自販機の前で思いついた質問を一つ、彼女にぶつけてみる。
「......さて、質問三つ目、だ。 お前は卓球用具がどこにあるか知っているか?」
彼女は即答した。
「うん、知ってるよ。私、体育委員だから」
「......なるほど」
俺はその彼女の質問の答えからもう一つの仮定を組み立てようとした。しかし、それは彼女の唐突な喋りによって霧散されてしまった。
「ね、陽くん。ちょっと私が話すけど、いい?」
「......なんだ?」
「さっき陽くん、私が卓球用具の収納場所がどこか聞いたよね、もしかしてそこから私が卓球を選択したかどうかを推理したいんじゃない?」
俺は押し黙った。彼女が続ける。
「卓球は準備に人数が必要ない。卓球台はいつも卓球用の部屋に広げられてるし、卓球用具のラケットとピン球が入ったおっきいカゴは、女子一人の力でも一階の体育用具室から運んでこられる。いつもその用具を運んでこさせられるのは体育委員。男女体育委員どちらともが卓球を選択していなければ教師が持ってくる。必然的に卓球用具の位置を知ることができる生徒は男女体育委員の二人のみ。もし私が卓球用具の位置を知っているとしたら私は卓球を選択している可能性が高い。そう言いたいわけよね?」
俺は黙るどころか、次の言葉が継げなくなる。俺が予想していた以上に彼女は頭が回らしい。先程の俺の三つ目の質問だけで彼女は俺の推論を推理したのだ。偶然のひらめきかもしれないが。いや、偶然であってもここまでされては俺は黙る事しかできなくなってしまう。彼女はさらに続けた。
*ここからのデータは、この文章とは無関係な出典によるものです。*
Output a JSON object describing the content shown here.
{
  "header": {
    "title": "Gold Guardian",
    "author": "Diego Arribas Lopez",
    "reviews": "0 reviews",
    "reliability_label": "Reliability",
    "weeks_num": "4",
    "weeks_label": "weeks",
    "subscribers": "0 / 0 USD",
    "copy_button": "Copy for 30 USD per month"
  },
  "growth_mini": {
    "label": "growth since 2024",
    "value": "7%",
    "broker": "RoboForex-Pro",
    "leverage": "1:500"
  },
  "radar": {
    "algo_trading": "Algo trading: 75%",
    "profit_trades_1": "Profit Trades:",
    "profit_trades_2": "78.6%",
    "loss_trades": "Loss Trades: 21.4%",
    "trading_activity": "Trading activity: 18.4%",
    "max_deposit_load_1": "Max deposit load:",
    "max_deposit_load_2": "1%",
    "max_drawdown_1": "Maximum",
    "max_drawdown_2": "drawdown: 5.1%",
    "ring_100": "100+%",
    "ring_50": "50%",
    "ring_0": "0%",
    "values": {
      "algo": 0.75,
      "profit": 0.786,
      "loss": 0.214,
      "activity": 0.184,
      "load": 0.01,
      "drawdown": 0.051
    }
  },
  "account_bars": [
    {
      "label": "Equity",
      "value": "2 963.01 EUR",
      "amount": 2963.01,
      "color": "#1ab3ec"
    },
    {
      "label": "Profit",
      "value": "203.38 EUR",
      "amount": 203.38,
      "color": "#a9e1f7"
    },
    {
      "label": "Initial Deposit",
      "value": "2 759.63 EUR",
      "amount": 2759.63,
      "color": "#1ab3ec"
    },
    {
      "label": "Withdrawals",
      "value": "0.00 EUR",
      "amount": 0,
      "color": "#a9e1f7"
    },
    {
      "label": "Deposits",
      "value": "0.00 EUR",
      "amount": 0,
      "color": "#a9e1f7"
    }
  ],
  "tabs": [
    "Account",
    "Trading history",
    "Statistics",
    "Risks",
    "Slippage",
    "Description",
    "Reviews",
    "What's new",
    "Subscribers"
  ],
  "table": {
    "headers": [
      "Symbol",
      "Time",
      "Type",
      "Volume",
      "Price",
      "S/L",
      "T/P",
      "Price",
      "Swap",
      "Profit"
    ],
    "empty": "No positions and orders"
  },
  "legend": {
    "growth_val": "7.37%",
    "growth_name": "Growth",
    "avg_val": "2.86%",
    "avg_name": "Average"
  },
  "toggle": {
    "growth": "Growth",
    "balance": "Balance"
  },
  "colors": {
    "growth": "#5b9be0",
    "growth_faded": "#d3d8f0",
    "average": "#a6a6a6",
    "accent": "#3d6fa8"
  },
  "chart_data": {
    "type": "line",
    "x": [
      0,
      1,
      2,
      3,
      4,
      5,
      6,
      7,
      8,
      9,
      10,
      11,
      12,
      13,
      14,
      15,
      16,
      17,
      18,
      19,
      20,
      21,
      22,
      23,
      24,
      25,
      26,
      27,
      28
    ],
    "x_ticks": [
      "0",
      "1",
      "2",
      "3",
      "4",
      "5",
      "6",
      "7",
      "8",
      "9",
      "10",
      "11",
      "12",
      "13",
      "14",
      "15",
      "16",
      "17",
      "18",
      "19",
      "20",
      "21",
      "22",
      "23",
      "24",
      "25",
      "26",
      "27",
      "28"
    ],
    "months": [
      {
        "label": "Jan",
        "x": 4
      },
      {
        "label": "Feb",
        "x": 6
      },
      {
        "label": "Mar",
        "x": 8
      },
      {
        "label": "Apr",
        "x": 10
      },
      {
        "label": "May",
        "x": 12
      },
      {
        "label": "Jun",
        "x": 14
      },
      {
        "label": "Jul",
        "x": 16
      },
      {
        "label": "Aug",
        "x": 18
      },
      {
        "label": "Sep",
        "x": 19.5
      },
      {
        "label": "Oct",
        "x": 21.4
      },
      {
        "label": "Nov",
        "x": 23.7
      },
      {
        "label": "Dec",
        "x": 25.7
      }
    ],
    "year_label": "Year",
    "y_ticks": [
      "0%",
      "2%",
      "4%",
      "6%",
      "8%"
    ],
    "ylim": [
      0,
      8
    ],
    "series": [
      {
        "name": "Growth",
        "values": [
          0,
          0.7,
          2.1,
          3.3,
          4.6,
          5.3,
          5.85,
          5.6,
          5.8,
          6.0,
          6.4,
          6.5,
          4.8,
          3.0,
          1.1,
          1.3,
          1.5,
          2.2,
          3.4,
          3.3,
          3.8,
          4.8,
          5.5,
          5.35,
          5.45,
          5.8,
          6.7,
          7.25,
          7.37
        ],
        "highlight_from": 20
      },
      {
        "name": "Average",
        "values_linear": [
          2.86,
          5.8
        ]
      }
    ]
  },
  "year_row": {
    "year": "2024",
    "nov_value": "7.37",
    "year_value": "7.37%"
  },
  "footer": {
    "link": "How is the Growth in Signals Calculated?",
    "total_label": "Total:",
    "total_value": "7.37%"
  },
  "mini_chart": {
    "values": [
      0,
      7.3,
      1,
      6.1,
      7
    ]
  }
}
「陽くん、一つだけヒントをあげる。体育用具室には鍵がかかってるの。で、その鍵を持っているのは体育教師。昔、そこで何か問題が起こったらしくて、それ以来いろんなところの鍵の開錠、施錠は必ず教師が行う事になってるんだ。で、学校の決まりで用具室は開けっ放しにしないようにしないといけなくなってるから、バレーの準備をする生徒、体育委員、体育教師は全員一緒に入って、必要な物を出したら教師がすぐ施錠してるの。だから......」
彼女はジュースの缶を持ったまま歩き出した。ふと彼女の影を見ると長袖の影の先に缶が浮いているように見えた。なんとも形容しがたい、不気味さを感じ取った。すぐに彼女の影は建物の影と同化する。
石のようになっていた俺の体は、ようやく熱を持って動き始める。声が出せるようになる。ブラックコーヒーを一口口に含み、俺は言葉をぽつぽつと出し始めた。
「そう、か......それじゃあ......その用具室の中に入った奴は全員、卓球用具の位置を知っているかもしれないという事、か......。用具室の中はそんなに広いわけではないし、嫌でも目に付くだろうな......なら、俺のさっきの質問は」
彼女はどうだ、といった決め顔をこちらに向けてくる。今度は腹が立つことは無かった。素直に、こいつは見かけによらず、考える事ができる奴だ、と感じたからだ。
「うん、無駄な質問だったねー。さあ、質問権、残り二つ! どうする陽くん!」
元気そうな彼女に対し、俺は暗い夜の冷たい海に放り出されたような気分を味わっていた。
駅はもう、眼前にまで迫ってきていた。